Red-MIRROR: Agentic LLM-based Autonomous Penetration Testing with Reflective Verification and Knowledge-augmented Interaction

Web applications remain the dominant attack surface in cybersecurity, where vulnerabilities such as SQL injection, XSS, and business logic flaws continue to cause significant data breaches. While penetration testing is effective for identifying these weaknesses, traditional manual approaches are time-consuming and heavily dependent on scarce expert knowledge. Recent Large Language Models (LLM)-based multi-agent systems have shown promise in automating penetration testing, yet they still suffer from critical limitations: over-reliance on parametric knowledge, fragmented session memory, and insufficient validation of attack payloads and responses. This paper proposes Red-MIRROR, a novel multi-agent automated penetration testing system that introduces a tightly coupled memory-reflection backbone to explicitly govern inter-agent reasoning. By synthesizing Retrieval-Augmented Generation (RAG) for external knowledge augmentation, a Shared Recurrent Memory Mechanism (SRMM) for persistent state management, and a Dual-Phase Reflection mechanism for adaptive validation, Red-MIRROR provides a robust solution for complex web exploitation. Empirical evaluation on the XBOW benchmark and Vulhub CVEs shows that Red-MIRROR achieves performance comparable to state-of-the-art agents on Vulhub scenarios, while demonstrating a clear advantage on the XBOW benchmark. On the XBOW benchmark, Red-MIRROR attains an overall success rate of 86.0 percent, outperforming PentestAgent (50.0 percent), AutoPT (46.0 percent), and the VulnBot baseline (6.0 percent). Furthermore, the system achieves a 93.99 percent subtask completion rate, indicating strong long-horizon reasoning and payload refinement capability. Finally, we discuss ethical implications and propose safeguards to mitigate misuse risks.

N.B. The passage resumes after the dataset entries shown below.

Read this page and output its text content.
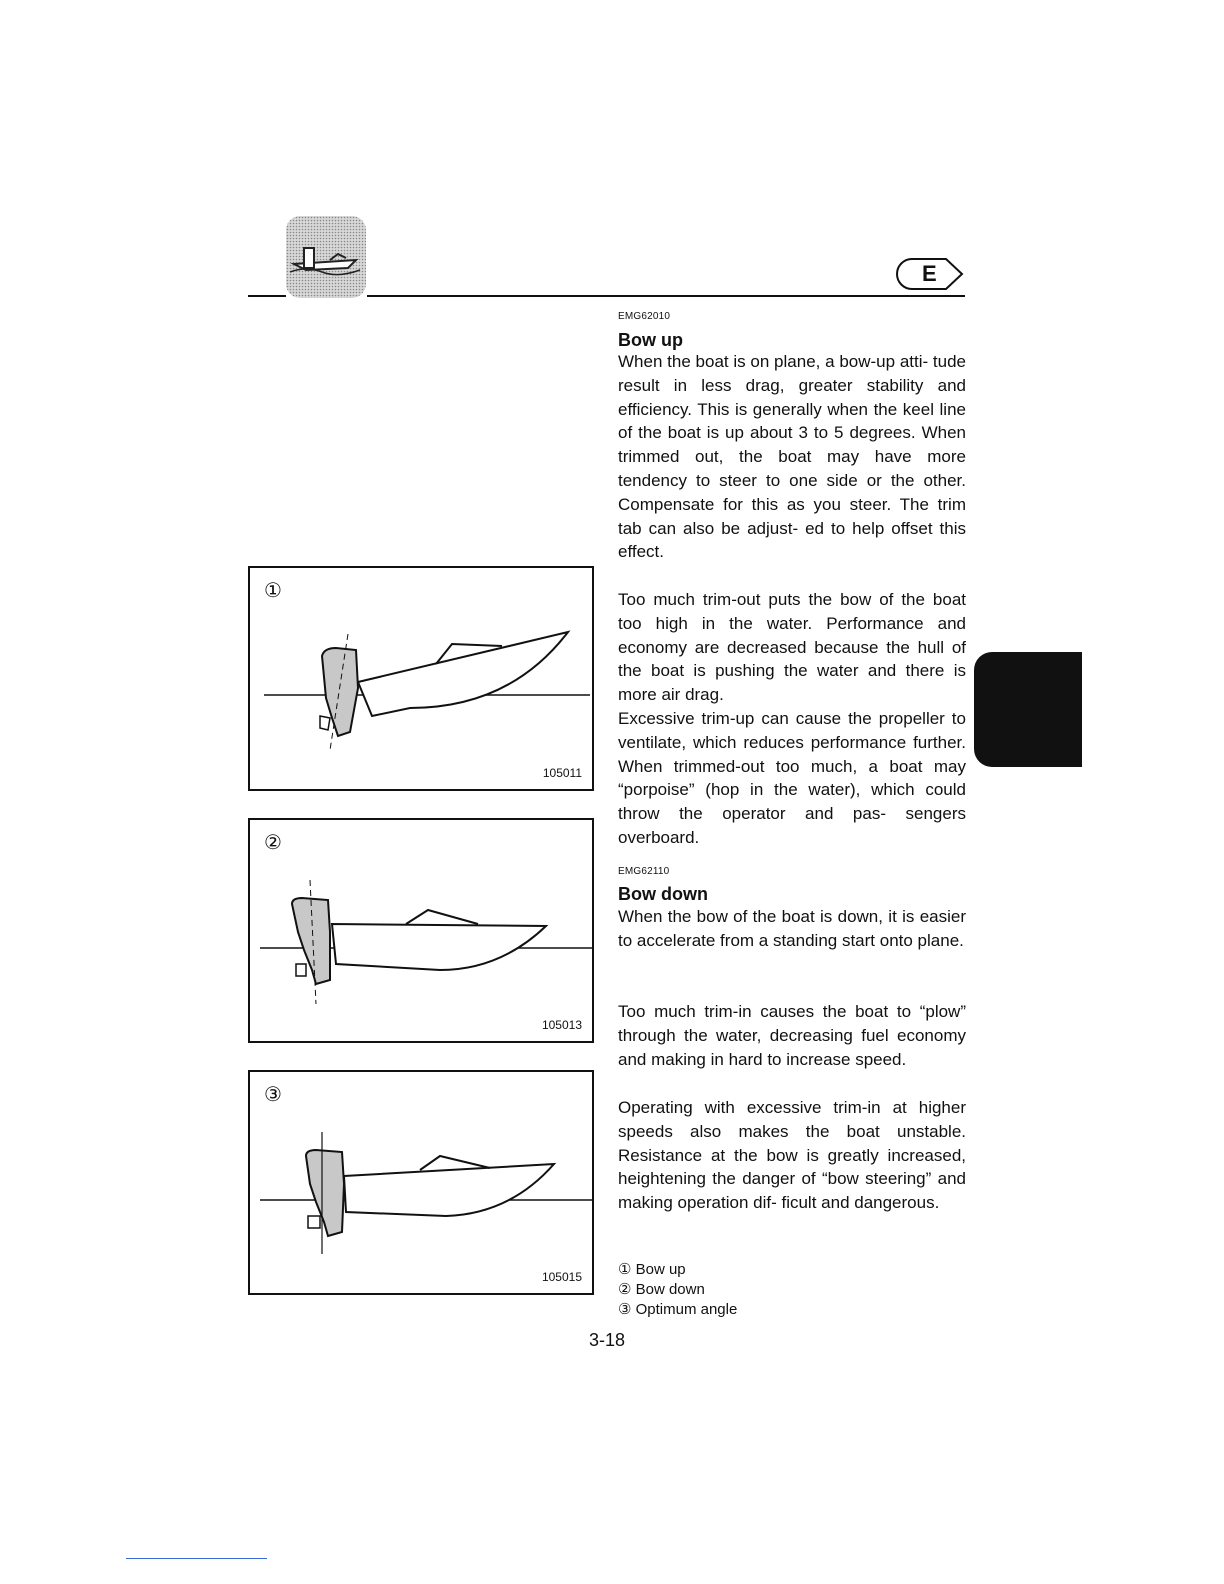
E
EMG62010
Bow up

When the boat is on plane, a bow-up atti- tude result in less drag, greater stability and efficiency. This is generally when the keel line of the boat is up about 3 to 5 degrees. When trimmed out, the boat may have more tendency to steer to one side or the other. Compensate for this as you steer. The trim tab can also be adjust- ed to help offset this effect.

Too much trim-out puts the bow of the boat too high in the water. Performance and economy are decreased because the hull of the boat is pushing the water and there is more air drag.

Excessive trim-up can cause the propeller to ventilate, which reduces performance further. When trimmed-out too much, a boat may “porpoise” (hop in the water), which could throw the operator and pas- sengers overboard.

EMG62110
Bow down

When the bow of the boat is down, it is easier to accelerate from a standing start onto plane.

Too much trim-in causes the boat to “plow” through the water, decreasing fuel economy and making in hard to increase speed.

Operating with excessive trim-in at higher speeds also makes the boat unstable. Resistance at the bow is greatly increased, heightening the danger of “bow steering” and making operation dif- ficult and dangerous.

① Bow up
② Bow down
③ Optimum angle
①
105011
②
105013
③
105015
3-18
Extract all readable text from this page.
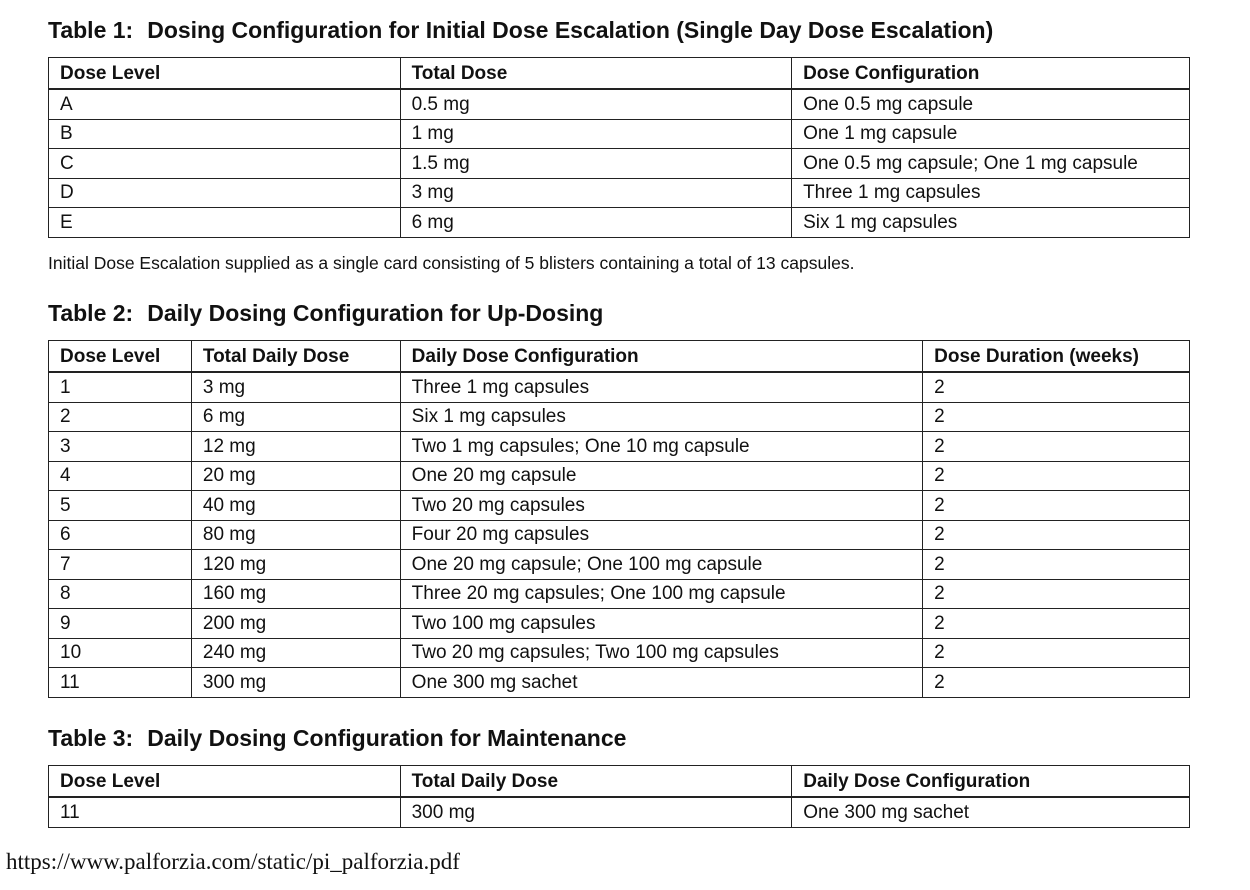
Table 1: Dosing Configuration for Initial Dose Escalation (Single Day Dose Escalation)
Dose Level	Total Dose	Dose Configuration
A	0.5 mg	One 0.5 mg capsule
B	1 mg	One 1 mg capsule
C	1.5 mg	One 0.5 mg capsule; One 1 mg capsule
D	3 mg	Three 1 mg capsules
E	6 mg	Six 1 mg capsules
Initial Dose Escalation supplied as a single card consisting of 5 blisters containing a total of 13 capsules.
Table 2: Daily Dosing Configuration for Up-Dosing
Dose Level	Total Daily Dose	Daily Dose Configuration	Dose Duration (weeks)
1	3 mg	Three 1 mg capsules	2
2	6 mg	Six 1 mg capsules	2
3	12 mg	Two 1 mg capsules; One 10 mg capsule	2
4	20 mg	One 20 mg capsule	2
5	40 mg	Two 20 mg capsules	2
6	80 mg	Four 20 mg capsules	2
7	120 mg	One 20 mg capsule; One 100 mg capsule	2
8	160 mg	Three 20 mg capsules; One 100 mg capsule	2
9	200 mg	Two 100 mg capsules	2
10	240 mg	Two 20 mg capsules; Two 100 mg capsules	2
11	300 mg	One 300 mg sachet	2
Table 3: Daily Dosing Configuration for Maintenance
Dose Level	Total Daily Dose	Daily Dose Configuration
11	300 mg	One 300 mg sachet
https://www.palforzia.com/static/pi_palforzia.pdf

翻译：Web应用程序依然是网络安全领域最主要的攻击面，SQL注入、XSS和业务逻辑缺陷等漏洞持续导致严重的数据泄露事件。尽管渗透测试能有效识别这些弱点，但传统人工方法耗时且高度依赖稀缺的专家知识。近期基于大语言模型的多智能体系统在渗透测试自动化方面展现出潜力，但仍存在关键局限：过度依赖参数化知识、会话记忆碎片化、以及攻击载荷与响应的验证不足。本文提出Red-MIRROR——一种新型多智能体自动化渗透测试系统，通过引入紧耦合的记忆-反射核心框架来显式调控智能体间推理过程。该系统整合检索增强生成实现外部知识增强、共享循环记忆机制实现持久化状态管理、以及双阶段反射机制实现自适应验证，形成面向复杂Web漏洞利用的稳健解决方案。基于XBOW基准测试与Vulhub CVE环境的实证评估表明，Red-MIRROR在Vulhub场景中达到与现有最优智能体相当的性能，同时在XBOW基准测试中展现出显著优势。在XBOW测试中，Red-MIRROR总体成功率达86.0%，优于PentestAgent（50.0%）、AutoPT（46.0%）和VulnBot基线（6.0%）。此外，该系统子任务完成率达到93.99%，体现出强大的长程推理与载荷优化能力。最后，本文讨论伦理影响并提出防范滥用的安全机制。